“You’re going to be fine, Rayven. Just go to sleep.”
The heart I’d forgotten I had was breaking. It didn’t seem to matter that I had the power to bring her back to life once she took her final breath. It was fucking agony, seeing her in pain. I was so jaded to death, but with her, it felt terrifying and new.
“And then you’ll revive me.” Her paper-thin words wavered and split with fear. “R–right?”
“That’s right, treasure,” I assured her with a soothing purr, my hand rubbing one cheek while keeping her other pressed to my chest. “I told you I’m never letting you go. Not even in death.Especiallynot in death.”
I knew she was terrified—death was new for her—but she’d learn not to fear it. I would teach her how to be its master.
I plucked the dagger out of her chest as gently as I could. The flames in my eye sockets all but sputtered out when a cry of pain left her lips.
This human had completely fucked me, because how could a god of death need anything so terribly that he couldn’t live without? I fucking needed her more than I needed anything.
As evil a monster as it made me, I’d snuff out every life on Earth if that was what it took to breathe life back into my human.
Through the thin puncture in her chest cavity, I could see straight down to the pulsing muscle keeping her alive for the moment. The blade had pierced its strong wall, and it was gradually beating slower as a stream of blood poured from the wound.
Every pump had more crimson lifeblood trickling down her chest.
Gathering her in my arms, I pulled her higher to cradle her against my chest, rocking her like she was a child. All the while, I whispered that I would never leave her, that she’d never be free of me. That once I brought her heart back to life, everything would be fine.
“I’ll be the last thing you see when you close your eyes and the first thing when you open them again,” I assured her, the promise carrying all the weight of a demonic oath.
“You’re mine, Rayven. Never forget that.”
A lazy smile curved her lips. “You won’t let me go?”
“Never.
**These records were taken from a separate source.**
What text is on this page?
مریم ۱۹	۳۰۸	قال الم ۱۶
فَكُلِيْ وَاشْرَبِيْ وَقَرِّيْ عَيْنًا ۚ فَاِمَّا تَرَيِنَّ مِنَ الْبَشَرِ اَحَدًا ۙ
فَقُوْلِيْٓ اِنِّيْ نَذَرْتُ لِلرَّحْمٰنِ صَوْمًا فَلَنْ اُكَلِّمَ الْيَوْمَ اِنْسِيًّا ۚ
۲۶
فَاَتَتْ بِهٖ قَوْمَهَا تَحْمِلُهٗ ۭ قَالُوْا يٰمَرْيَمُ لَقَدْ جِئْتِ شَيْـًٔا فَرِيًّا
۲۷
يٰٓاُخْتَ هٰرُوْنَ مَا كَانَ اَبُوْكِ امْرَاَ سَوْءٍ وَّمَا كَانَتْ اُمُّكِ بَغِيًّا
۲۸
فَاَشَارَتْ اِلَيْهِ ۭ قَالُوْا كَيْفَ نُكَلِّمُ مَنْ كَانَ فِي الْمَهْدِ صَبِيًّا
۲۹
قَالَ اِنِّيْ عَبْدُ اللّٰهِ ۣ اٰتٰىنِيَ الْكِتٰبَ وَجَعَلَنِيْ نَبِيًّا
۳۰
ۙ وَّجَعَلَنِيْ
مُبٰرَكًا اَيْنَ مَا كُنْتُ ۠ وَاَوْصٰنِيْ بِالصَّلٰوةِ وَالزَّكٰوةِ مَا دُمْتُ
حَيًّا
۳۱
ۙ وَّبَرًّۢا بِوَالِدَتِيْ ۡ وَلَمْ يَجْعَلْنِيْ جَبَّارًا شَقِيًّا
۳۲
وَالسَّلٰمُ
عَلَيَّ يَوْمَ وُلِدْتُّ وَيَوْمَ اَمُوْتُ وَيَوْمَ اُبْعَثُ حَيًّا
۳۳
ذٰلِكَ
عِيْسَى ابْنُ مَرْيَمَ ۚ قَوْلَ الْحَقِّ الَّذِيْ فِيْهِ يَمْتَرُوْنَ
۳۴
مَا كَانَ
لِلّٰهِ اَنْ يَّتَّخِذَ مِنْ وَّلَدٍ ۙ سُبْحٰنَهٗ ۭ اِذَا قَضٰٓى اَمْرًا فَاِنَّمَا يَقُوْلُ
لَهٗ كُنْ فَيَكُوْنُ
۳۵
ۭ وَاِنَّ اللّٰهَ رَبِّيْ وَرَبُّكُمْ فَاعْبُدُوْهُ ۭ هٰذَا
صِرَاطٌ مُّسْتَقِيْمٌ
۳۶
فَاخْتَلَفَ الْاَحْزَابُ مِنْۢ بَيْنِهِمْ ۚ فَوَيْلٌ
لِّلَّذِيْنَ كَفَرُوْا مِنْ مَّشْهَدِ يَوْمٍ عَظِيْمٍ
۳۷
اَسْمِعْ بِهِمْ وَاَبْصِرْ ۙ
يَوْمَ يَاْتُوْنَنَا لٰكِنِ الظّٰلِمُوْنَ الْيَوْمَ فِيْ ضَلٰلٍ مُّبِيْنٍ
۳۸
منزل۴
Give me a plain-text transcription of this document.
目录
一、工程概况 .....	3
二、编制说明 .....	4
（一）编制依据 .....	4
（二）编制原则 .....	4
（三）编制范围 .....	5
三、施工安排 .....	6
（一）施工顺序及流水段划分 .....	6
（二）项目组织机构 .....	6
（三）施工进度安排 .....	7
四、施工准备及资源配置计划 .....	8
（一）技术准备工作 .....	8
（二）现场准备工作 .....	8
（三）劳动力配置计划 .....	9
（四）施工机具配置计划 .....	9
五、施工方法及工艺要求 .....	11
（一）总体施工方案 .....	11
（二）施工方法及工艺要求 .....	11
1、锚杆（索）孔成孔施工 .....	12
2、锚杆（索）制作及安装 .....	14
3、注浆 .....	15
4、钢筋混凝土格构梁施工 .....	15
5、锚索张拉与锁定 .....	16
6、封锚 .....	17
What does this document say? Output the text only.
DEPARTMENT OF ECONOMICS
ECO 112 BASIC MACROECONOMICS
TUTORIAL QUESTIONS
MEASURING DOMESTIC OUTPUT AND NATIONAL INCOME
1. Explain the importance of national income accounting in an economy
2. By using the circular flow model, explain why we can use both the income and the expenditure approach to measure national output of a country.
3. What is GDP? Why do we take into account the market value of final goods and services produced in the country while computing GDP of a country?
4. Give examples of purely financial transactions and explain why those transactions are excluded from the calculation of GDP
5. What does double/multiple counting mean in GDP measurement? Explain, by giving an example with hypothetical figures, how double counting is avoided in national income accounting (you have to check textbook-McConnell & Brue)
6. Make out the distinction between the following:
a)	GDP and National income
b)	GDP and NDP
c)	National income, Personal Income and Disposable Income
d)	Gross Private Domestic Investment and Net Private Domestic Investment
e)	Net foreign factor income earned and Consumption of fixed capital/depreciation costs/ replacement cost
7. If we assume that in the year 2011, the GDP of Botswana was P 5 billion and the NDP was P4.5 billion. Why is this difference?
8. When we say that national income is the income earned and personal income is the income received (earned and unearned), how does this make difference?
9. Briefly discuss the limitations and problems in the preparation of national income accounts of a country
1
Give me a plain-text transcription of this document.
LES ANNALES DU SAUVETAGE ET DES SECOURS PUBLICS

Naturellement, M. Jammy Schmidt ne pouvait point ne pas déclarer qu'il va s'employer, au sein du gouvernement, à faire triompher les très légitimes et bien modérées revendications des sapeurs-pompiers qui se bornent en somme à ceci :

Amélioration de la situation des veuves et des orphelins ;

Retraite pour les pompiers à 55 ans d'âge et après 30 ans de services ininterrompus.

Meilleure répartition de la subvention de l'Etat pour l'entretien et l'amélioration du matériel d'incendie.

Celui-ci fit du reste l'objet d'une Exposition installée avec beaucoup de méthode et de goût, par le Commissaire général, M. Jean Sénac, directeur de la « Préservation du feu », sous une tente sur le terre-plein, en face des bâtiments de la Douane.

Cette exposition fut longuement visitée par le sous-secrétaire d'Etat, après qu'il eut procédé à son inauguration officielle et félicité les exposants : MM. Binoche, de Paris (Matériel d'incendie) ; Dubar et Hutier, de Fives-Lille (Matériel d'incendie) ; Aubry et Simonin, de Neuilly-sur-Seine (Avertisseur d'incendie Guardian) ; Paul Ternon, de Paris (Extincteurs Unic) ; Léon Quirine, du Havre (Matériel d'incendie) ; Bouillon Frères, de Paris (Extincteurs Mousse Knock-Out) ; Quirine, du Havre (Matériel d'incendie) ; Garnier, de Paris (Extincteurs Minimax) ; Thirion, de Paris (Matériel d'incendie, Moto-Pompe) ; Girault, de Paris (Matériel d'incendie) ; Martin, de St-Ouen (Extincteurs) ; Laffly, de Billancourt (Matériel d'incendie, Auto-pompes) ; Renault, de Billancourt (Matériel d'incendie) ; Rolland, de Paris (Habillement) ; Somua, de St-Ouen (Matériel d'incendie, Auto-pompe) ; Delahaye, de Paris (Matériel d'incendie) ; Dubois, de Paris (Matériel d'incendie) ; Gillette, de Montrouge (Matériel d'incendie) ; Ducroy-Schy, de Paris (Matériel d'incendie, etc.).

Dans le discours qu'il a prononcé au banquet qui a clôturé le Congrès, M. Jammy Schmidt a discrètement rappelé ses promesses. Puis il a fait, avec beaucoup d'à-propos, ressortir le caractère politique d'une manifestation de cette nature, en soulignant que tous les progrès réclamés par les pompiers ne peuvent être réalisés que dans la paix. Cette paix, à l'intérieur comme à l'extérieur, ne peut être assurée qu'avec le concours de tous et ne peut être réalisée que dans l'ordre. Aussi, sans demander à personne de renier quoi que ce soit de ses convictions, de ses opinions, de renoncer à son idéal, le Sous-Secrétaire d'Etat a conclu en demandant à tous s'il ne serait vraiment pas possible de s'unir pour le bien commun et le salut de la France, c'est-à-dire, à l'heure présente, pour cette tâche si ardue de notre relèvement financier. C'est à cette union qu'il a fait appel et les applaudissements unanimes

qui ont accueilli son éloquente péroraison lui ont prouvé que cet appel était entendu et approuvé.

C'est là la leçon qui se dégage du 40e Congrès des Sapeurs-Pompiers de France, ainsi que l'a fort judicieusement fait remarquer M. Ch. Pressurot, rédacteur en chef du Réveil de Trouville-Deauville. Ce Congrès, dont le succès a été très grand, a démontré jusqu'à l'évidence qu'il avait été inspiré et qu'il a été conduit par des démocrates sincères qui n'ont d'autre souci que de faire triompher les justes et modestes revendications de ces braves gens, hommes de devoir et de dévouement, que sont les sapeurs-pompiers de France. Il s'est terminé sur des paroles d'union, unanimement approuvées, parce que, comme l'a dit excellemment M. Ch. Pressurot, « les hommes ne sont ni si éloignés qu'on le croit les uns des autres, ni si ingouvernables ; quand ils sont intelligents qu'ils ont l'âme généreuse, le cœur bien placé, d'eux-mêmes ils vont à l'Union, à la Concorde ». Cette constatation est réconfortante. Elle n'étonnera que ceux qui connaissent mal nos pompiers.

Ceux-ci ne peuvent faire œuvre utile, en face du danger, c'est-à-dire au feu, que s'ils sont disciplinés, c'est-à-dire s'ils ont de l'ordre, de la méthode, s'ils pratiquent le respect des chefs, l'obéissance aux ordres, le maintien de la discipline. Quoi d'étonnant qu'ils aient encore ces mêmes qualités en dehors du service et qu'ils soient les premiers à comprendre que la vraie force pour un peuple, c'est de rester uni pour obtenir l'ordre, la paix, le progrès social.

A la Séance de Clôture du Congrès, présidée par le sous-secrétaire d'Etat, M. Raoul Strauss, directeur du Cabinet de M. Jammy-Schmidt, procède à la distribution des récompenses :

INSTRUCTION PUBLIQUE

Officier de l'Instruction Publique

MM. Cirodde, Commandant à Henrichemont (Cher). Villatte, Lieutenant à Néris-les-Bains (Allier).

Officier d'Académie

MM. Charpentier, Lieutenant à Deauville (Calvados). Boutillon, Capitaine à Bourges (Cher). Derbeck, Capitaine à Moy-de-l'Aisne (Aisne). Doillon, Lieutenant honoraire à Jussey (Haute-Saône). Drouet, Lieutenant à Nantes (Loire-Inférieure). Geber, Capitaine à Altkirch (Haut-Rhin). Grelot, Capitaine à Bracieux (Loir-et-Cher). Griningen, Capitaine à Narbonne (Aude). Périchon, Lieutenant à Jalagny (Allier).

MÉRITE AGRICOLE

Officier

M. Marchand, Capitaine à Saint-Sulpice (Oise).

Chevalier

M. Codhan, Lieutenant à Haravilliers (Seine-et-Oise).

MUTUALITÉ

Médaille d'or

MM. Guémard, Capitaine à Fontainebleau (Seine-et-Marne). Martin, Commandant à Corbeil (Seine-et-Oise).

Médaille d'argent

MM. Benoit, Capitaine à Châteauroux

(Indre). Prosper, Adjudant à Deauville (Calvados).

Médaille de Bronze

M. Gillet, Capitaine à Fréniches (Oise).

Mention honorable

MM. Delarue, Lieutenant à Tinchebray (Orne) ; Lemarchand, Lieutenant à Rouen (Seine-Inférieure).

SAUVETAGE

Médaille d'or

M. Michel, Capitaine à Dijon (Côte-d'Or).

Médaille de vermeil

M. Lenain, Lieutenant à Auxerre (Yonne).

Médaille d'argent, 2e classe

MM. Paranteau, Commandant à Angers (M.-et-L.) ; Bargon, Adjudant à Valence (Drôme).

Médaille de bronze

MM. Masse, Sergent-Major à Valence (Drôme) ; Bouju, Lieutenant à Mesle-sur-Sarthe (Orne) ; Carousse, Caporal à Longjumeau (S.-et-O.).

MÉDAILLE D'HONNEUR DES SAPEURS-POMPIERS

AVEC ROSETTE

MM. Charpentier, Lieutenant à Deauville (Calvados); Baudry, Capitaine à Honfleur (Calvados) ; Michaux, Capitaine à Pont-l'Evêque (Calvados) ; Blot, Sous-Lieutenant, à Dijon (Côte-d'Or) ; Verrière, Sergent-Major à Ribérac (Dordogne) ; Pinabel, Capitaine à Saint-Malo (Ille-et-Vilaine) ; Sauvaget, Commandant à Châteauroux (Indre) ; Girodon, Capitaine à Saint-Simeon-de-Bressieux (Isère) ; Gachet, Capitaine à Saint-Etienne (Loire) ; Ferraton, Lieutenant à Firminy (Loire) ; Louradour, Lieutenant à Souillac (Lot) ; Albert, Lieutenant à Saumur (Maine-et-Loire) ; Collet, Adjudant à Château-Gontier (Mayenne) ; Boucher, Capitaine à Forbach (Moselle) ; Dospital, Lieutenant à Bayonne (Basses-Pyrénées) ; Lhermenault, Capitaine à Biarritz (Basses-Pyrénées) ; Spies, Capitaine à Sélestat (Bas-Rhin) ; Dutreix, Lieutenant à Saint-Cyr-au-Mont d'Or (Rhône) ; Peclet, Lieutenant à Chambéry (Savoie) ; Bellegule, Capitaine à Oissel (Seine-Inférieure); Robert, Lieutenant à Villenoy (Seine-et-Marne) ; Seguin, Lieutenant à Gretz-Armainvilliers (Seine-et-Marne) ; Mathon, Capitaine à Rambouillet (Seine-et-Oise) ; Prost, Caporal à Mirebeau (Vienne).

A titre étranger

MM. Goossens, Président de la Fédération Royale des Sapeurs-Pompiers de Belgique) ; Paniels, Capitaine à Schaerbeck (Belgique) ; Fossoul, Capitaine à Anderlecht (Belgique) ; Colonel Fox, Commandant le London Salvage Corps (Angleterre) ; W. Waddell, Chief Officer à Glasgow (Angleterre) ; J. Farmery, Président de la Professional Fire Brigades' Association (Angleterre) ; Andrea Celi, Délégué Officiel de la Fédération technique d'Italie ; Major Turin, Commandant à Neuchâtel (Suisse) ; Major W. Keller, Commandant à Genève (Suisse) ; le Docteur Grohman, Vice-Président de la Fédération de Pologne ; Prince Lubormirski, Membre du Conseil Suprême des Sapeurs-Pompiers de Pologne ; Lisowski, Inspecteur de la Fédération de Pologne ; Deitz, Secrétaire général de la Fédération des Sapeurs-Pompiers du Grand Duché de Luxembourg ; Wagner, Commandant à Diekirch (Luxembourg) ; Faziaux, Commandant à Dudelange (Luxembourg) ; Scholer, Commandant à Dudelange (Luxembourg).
Not so long as the River Styx flows and the Hells run deep.”
Normally, I didn’t have a kind bone in my body, but I tried my best to comfort her in her final moments.
I knew I was going to be completely fucked for this human the moment I’d dragged her into Limbo, and I couldn’t bring myself to regret it.
I’d likely be forever cold and cruel to the rest of the world. To hell with humans. But this one? This one, I’d worship with every breath I’d take from here until the world fell down.
“Close your eyes, Rayven,” I said, talking her through the slow crawl of her last moments.
“You’re being so…sweet to me. I didn’t know the Lord of Bones could do that.” She breathed in, then out, the smallest little sigh that let me know she was finally comfortable in my arms.
There was that twist of guilt jabbing at my ribs again. I’d let her down. I’d tortured her. I’d terrorized her. I’d taken pleasure in watching her fight me, no matter how high the odds stacked against her.
Her spirit was indomitable, and fuck me, if I hadn’t fallen horns over heels in love with that part of her, with all of her.
Even in death, she was brave.
Her fingers trailed to the gaping wound that exposed her still palpitating heart, its thrum growing weaker as more blood streamed from the hole. “Do you see it?”
Her words were barely intelligible, and I had to lower my skull to her mouth. “Do you see my heart?”
I swallowed and nodded, even though she couldn’t see me with her eyes now shut. “I see it, Rayven, and it’s fucking beautiful. Worth every second I’ve obsessed over its beat, teased it just to hear its flutter.”
“Belial. Don’t leave me.”
“I’ll never leave you again, grave treasure. This I swear.”
Her chest rose and fell one last time, her head going limp in the crook of my arm as her heart ceased to beat. I watched the throbbing muscle go still in her chest.
The agonizing silence that followed tore an anguished roar from my throat.